Mark A. Griswold, a professor in the Department of Radiology at Case Western Reserve University School of Medicine, has been elected to the National Academy of Inventors 2017 Fellows Program, the highest professional distinction accorded to academic inventors.
He was elected as a fellow for having “demonstrated a highly prolific spirit of innovation in creating or facilitating outstanding inventions that have made a tangible impact on quality of life, economic development, and the welfare of society.”
Griswold has earned an international reputation for pioneering research and innovations in the field of biomedical imaging. With creativity that stems from his expertise in electrical engineering, physics and computer science, Griswold also believes in collaborating with visionary research colleagues from multiple academic disciplines to drive forward novel solutions. Among his contributions, he co-led the team developing and refining magnetic resonance fingerprinting—a clinical diagnostic imaging tool that analyzes tissue changes for early indications of cancer, multiple sclerosis, heart disease and other serious medical conditions.
The team’s published work on the MRI Fingerprinting technology in a March 2013 issue of Nature has been viewed more than 32,000 times; he has published more than 240 other articles in peer-reviewed journals. Griswold has also teamed with Case Western Reserve faculty members to create a robotically guided heart catheter, determine how MRI can advance discoveries in multiple sclerosis, and identify new ways of detecting early-stage cancers. He was centrally involved in helping the university improve campus computing to a 100-gigabit connection so researchers are able to transfer large volumes of data more easily.
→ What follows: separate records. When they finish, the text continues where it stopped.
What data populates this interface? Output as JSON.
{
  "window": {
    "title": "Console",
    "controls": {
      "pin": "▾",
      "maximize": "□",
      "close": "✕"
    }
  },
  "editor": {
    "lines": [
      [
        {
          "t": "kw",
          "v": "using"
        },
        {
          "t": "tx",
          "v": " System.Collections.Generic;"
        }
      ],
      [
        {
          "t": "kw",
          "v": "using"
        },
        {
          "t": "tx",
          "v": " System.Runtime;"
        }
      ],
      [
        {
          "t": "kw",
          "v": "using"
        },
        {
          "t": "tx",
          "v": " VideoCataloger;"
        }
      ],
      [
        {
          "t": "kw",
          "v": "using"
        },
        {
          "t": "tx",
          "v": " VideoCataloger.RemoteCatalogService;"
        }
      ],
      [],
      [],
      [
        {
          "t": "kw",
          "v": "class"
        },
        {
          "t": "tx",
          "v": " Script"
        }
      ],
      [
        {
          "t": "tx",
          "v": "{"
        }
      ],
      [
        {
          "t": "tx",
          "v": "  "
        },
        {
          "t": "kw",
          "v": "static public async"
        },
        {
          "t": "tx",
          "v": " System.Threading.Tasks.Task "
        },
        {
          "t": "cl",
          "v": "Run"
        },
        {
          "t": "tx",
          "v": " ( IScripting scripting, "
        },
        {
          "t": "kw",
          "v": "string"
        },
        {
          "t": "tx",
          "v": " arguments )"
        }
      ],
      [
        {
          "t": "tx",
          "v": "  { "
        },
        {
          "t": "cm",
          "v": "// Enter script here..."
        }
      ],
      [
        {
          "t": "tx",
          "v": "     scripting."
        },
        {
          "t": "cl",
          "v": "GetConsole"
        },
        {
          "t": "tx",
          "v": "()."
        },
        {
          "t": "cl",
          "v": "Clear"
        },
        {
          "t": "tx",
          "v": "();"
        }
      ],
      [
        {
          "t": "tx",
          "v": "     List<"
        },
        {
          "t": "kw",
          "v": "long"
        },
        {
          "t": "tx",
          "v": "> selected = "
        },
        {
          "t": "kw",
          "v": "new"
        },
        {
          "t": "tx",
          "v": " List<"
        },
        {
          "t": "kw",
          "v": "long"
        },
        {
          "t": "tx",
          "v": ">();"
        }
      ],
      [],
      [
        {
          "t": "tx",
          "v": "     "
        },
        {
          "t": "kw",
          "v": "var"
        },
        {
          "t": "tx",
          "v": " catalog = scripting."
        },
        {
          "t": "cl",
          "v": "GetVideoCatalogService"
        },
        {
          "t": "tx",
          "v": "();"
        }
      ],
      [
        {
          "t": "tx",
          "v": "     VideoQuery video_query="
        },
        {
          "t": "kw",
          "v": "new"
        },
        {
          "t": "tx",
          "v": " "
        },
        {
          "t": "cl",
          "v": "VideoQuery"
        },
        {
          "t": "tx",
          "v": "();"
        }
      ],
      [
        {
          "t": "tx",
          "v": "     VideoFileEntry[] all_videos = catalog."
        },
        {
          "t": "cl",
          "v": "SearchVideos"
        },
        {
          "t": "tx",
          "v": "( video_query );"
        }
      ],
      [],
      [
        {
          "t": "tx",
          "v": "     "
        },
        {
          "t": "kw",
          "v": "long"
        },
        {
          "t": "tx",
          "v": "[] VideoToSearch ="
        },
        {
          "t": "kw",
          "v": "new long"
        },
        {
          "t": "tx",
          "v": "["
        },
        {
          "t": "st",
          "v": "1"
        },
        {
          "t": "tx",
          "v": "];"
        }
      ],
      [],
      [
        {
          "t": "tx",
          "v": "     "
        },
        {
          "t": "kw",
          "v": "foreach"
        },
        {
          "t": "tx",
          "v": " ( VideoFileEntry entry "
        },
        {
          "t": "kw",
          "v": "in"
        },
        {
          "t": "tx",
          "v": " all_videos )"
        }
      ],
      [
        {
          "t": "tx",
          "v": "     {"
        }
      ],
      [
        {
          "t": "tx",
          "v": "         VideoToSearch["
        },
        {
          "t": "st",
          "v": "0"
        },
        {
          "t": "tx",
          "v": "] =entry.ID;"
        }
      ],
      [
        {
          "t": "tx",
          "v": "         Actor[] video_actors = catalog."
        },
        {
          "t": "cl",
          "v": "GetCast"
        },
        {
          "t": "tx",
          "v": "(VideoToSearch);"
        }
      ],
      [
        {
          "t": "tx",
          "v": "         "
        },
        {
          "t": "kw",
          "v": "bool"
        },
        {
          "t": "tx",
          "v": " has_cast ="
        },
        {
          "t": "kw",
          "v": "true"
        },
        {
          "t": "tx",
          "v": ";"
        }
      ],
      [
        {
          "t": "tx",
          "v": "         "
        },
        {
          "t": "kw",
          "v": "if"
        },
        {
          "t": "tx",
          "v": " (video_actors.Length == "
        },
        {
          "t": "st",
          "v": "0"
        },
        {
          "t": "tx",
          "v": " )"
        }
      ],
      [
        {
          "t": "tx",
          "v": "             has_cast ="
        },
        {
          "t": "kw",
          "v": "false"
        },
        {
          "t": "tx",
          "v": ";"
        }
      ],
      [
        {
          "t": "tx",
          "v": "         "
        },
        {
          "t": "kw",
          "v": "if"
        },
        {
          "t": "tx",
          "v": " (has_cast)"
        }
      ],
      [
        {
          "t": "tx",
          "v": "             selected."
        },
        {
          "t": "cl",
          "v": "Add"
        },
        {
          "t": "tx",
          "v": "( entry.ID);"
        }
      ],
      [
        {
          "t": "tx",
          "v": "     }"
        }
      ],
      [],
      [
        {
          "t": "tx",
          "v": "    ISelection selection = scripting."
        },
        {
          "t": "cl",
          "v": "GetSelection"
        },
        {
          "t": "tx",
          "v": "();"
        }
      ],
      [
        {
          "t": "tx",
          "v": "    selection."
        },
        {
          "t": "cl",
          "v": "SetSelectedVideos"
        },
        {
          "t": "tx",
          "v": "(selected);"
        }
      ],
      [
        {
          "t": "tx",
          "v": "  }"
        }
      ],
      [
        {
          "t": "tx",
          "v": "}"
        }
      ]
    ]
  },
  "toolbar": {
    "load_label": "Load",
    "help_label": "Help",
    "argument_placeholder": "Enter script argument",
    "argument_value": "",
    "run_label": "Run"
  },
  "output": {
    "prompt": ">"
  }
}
Griswold came to Case Western Reserve in 2005 as an associate professor of radiology; in 2006, he was appointed director of MRI research. In 2012, he became a full professor at the School of Medicine. He has secondary appointments in the departments of biomedical engineering, physics, and electrical engineering and computer science.
Among many roles at the medical school and university, he is director of the Interactive Commons, a campuswide institute that develops collaborative applications to communicate and visualize information in new ways, including Microsoft’s HoloLens. He has played a leading role on the team that applies the technology to support dramatically new ways of learning human anatomy via 3-D holograms, that help students view and understand the body in ways not possible through traditional tools such as dissection labs.
Griswold earned a bachelor’s degree in electrical engineering from University of Illinois–Urbana-Champaign and a doctorate in physics at University of Wurzburg in Germany.
For his work in imaging, Griswold has earned numerous accolades, including the School of Medicine’s top honor: the Medal for Excellence in Health Science Innovation (2014). In 2012, he was named a fellow of the American Institute of Medical and Biological Engineering, an organization comprising the top two percent of medical and biological engineers. Additional awards include Fellow of the International Society of Magnetic Resonance in Medicine; CWRU University Center for Innovation in Teaching and Education Glennan Fellow; Outstanding Teacher Award, International Society of Magnetic Resonance in Medicine; MRI Prize, International MRI Symposium; and the Wilhelm C. Röntgen Prize.
He will attend the National Academy of Inventors Fellow induction ceremony at the organization’s annual conference in Washington, D.C., next April.